Compilation album by Various Artists
- Released: 30 July 1999
- Genre: Microhouse, minimal techno
- Length: 1:12:26
- Label: Kompakt

Kompakt Total series chronology
|  | Kompakt: Total 1 (1999) | Total 2 (2000) |

= Total 1 =

Kompakt: Total 1 or Total 1 was released on 30 July 1999. The album is the first installment of the influential Cologne-based microhouse label's annual compilation of vinyl releases and exclusives from its biggest artists and most promising newcomers.
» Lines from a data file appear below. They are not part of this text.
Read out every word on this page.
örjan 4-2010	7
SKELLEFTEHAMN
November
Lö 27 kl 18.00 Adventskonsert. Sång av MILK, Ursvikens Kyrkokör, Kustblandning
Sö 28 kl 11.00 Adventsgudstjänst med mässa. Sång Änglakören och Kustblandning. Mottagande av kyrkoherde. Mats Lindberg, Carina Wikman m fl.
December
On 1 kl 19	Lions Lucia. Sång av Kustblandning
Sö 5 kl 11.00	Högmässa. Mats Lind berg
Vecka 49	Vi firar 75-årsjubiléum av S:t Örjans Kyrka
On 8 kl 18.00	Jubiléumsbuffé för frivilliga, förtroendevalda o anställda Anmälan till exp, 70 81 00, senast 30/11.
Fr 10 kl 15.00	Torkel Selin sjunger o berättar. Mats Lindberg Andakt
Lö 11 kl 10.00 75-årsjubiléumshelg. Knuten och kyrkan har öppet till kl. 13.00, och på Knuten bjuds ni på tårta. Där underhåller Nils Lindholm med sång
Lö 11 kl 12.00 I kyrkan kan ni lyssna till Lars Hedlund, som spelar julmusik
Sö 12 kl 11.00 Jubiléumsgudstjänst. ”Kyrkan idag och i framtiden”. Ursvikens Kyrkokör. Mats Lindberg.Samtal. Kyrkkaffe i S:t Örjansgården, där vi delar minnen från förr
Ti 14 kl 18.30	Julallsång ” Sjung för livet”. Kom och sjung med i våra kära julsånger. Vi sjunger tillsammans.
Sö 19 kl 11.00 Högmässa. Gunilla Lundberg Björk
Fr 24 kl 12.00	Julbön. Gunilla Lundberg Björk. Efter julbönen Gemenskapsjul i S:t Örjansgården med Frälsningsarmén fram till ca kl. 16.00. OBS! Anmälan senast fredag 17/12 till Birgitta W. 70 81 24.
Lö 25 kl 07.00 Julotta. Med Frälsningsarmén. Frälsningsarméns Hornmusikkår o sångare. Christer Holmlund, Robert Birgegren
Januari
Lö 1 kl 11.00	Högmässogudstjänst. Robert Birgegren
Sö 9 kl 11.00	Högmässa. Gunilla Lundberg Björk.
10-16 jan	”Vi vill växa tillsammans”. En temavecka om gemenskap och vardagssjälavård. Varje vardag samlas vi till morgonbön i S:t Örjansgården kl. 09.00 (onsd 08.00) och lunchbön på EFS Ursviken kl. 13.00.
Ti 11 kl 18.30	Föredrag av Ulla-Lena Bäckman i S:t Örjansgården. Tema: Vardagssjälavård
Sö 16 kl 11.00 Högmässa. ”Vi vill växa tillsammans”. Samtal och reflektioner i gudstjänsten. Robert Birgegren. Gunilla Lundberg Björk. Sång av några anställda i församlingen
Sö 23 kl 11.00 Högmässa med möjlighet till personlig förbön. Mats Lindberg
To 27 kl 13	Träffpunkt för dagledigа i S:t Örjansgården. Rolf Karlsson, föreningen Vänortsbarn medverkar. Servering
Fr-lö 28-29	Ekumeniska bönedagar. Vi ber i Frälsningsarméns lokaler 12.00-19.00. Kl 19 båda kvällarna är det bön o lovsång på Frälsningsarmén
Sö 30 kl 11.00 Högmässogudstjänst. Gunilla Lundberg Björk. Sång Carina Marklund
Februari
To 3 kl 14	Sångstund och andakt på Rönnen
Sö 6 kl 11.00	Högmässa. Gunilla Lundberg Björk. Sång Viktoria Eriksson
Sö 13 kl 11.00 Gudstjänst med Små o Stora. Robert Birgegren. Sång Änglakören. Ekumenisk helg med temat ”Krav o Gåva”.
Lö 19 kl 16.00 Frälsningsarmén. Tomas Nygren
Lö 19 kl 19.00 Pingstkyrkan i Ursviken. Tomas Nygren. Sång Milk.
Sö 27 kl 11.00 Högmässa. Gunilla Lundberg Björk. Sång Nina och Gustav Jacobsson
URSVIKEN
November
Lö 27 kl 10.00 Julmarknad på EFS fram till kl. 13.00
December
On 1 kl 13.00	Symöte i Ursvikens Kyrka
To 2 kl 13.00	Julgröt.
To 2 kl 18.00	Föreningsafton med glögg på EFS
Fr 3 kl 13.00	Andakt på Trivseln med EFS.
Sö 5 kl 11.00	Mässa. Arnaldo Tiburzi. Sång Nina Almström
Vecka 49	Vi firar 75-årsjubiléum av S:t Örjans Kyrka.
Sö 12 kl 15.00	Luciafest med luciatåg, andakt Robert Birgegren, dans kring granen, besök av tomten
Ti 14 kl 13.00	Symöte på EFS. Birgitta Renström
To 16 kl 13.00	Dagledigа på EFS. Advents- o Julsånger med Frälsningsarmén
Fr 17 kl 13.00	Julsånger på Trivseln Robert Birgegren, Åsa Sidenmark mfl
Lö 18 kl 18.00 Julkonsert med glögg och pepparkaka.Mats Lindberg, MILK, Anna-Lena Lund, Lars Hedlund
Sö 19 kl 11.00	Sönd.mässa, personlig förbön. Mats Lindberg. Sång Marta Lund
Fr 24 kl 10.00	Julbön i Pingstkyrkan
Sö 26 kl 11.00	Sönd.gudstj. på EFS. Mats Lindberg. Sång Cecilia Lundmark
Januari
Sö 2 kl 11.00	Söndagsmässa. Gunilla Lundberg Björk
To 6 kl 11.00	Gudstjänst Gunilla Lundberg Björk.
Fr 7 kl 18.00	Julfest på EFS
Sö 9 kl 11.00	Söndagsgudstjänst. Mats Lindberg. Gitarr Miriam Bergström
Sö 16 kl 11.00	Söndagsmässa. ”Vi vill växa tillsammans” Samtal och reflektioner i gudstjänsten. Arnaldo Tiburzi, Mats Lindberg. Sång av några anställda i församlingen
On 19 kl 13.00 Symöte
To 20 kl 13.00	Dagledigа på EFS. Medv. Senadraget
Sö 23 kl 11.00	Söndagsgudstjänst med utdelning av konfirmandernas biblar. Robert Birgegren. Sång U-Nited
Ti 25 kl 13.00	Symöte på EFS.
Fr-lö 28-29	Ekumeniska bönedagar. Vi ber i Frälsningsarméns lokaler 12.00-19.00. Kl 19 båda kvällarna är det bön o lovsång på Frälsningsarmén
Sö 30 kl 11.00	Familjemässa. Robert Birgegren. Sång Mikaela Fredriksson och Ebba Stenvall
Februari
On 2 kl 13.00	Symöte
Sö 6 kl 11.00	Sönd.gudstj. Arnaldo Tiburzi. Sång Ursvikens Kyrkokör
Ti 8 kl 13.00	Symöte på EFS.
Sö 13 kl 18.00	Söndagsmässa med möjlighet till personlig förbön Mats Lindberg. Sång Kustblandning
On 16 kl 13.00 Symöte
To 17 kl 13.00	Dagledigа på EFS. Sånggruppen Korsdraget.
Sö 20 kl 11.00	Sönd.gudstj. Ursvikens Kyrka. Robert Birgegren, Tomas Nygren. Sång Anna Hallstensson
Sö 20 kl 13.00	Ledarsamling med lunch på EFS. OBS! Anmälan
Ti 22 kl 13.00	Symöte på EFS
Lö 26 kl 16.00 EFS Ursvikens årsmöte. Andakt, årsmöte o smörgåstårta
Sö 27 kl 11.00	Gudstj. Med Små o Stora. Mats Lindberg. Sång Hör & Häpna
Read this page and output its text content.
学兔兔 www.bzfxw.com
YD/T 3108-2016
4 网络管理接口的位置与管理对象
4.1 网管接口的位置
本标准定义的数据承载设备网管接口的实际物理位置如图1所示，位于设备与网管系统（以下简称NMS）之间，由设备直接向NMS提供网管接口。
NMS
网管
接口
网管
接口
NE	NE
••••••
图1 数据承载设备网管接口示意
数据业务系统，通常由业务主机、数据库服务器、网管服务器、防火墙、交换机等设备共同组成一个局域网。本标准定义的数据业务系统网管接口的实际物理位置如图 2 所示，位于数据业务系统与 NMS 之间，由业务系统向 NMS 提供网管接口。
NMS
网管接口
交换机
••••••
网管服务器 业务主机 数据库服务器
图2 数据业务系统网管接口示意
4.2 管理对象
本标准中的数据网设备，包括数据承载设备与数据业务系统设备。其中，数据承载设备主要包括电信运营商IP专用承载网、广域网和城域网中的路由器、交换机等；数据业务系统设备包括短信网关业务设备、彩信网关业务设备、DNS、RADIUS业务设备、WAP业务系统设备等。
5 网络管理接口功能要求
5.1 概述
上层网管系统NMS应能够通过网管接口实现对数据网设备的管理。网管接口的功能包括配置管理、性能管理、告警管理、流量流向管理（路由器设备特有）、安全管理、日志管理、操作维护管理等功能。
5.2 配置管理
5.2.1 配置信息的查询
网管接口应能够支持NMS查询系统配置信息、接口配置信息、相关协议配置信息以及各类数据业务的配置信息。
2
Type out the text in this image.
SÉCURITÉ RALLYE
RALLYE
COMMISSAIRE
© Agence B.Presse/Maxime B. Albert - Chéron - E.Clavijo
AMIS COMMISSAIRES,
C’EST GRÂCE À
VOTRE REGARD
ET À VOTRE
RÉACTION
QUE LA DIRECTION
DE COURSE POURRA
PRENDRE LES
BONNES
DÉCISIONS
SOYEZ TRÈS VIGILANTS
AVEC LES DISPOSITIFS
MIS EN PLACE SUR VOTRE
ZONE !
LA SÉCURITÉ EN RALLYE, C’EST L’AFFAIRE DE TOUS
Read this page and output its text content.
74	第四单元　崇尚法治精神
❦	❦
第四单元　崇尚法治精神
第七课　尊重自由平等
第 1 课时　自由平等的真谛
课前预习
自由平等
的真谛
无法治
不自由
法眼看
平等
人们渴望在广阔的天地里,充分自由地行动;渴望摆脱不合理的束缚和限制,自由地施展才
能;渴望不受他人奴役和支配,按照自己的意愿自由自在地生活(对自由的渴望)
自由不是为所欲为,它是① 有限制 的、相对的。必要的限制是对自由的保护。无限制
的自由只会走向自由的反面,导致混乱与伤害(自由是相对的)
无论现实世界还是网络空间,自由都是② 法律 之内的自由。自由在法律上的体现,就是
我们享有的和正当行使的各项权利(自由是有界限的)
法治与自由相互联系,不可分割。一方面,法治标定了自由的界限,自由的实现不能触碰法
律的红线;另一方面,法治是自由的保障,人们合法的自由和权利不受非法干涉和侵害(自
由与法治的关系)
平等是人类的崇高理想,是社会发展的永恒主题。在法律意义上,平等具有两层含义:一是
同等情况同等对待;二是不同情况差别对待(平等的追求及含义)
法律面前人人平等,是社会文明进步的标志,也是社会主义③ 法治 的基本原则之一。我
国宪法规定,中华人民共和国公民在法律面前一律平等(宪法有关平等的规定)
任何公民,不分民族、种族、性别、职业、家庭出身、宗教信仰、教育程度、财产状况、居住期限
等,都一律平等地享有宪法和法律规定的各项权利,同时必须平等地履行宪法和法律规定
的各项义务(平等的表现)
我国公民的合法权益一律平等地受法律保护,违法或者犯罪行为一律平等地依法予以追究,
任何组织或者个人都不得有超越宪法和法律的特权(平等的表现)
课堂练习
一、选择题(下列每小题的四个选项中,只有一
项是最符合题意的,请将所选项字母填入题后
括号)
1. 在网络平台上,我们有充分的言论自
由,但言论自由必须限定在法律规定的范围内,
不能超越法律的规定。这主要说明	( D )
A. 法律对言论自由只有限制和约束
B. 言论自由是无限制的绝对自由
Vinyl and CD editions are quite different since only six songs are included on both formats. All tracks on the vinyl edition are previously unreleased.

Professional ratings
Review scores
| Source | Rating |
| Allmusic | link |

== Track listing : Vinyl Edition ==
A1 Dettinger – "Infarkt" (5:09)

A2 Reinhard Voigt – "Tod Eines Hippiemädchens" (4:29)

A3 T.Raumschmiere – "Ost-Strom" (5:30)

B1 Salz – "Salz 2.1" (5:24)

B2 Andreas Oster – "Surf´s Up" (6:11)

C1 Jürgen Paape – "How Great Thou Art" (5:31)

C2 Tobin – "Reis 1" (4:15)

C3 Mathias Schaffhäuser – "Some Kind Of" (6:01)

D1 Super-8 – "Episode 1" (6:24)

D2 Thomas/Mayer – "Total Confusion" (6:43)

Tracks B2, C2, D1 and D2 are exclusive to vinyl version.

== Track listing : CD Edition ==
1. Jürgen Paape – "How Great Thou Art" (5:31)
2. Salz – "Salz 2.1" (5:24)
3. Benjamin Wild – "Kronberg" (6:20)
4. Schaeben & Voss – "Dicht Dran" (4:26)
5. M. Mayer – "17 & 4" (6:38)
6. T.Raumschmiere – "Ost-Strom" (5:30)
7. Dettinger – "Infarkt" (5:09)
8. Reinhard Voigt – "Tod Eines Hippiemädchens" (4:29)
9. Joachim Spieth – "Abi '99" (4:18)
10. Jürgen Paape – "Triumph" (6:04)
11. Mathias Schaffhäuser – "Some Kind Of" (6:01)
12. M. Mayer – "Heaven" (6:17)
13. Dettinger – "Blond" (6:19)

Seven of the tracks on the CD are taken from previously released 12 inch vinyls originally released on Kompakt or sub-labels (catalogue number in parentheses): #3 (KOM8); #4 (KOM7); #5 (KOM4); #9 (KOM5); #10 (KOM1); #12 (nta015); #13 (KOM2).